Remember that a finitely generated extension, also called an extension of finite type, could be an infinite extension over F. This happens when at least one of the adjoined elements is transcendental. If all the adjoined elements are algebraic, bring them in one at a time to produce a finite extension.

The extension field E over F is algebraic (not necessarily finite) if every s in E is algebraic over F. Failing this, E is a transcendental extension of F.

Adjoining a finite set of algebraic elements produces a finite extension, and every element in a finite extension is algebraic, hence the extension is algebraic. If a and b are algebraic, F(a,b) is finite, and algebraic, hence a+b, a-b, a*b, and a/b are all algebraic. The square root of 2 divided by the cube root of 17 is the root of some polynomial somewhere.

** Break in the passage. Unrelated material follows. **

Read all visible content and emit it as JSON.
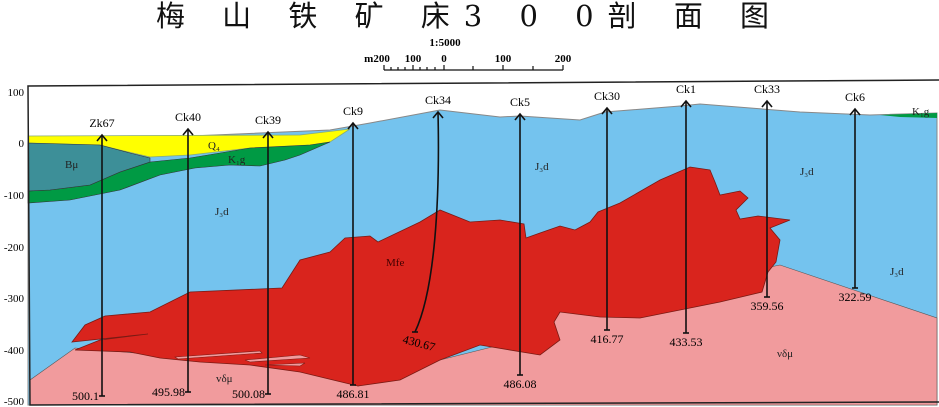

Two sequential extensions are algebraic iff the composite extension is algebraic.
If b is the root of p(x) over the intermediate field,
and p has coefficients a_{1} a_{2} … a_{n},
the extension of F by these coefficients, and then by b, is finite,
and algebraic, hence b is algebraic over F.
This holds for all b, so the composite extension is algebraic.

Here is an example of an infinite algebraic extension.
Start with the rationals
and adjoin the p^{th} root of 2 for each prime p.
Each polynomial x^{p}-2 is irreducible by
eisenstein's criterion.
Each extension has dimension p,
and if the composite extension were finite,
there would not be room for a p dimensional extension for large p.
Thus our algebraic extension is infinite.

Let E/F be algebraic with a countably infinite dimension. In other words, it has a countable basis. Use these basis elements as generators, and the extension is countably generated. A finite set of generators will not suffice, since that would produce a finite extension. We really need an infinite set of generators.

Conversely, adjoin a countable set of algebraic elements to a base field. each generator multiplies the dimension by a finite number. The basis elements can be enumerated, and the dimension of the extension is countable.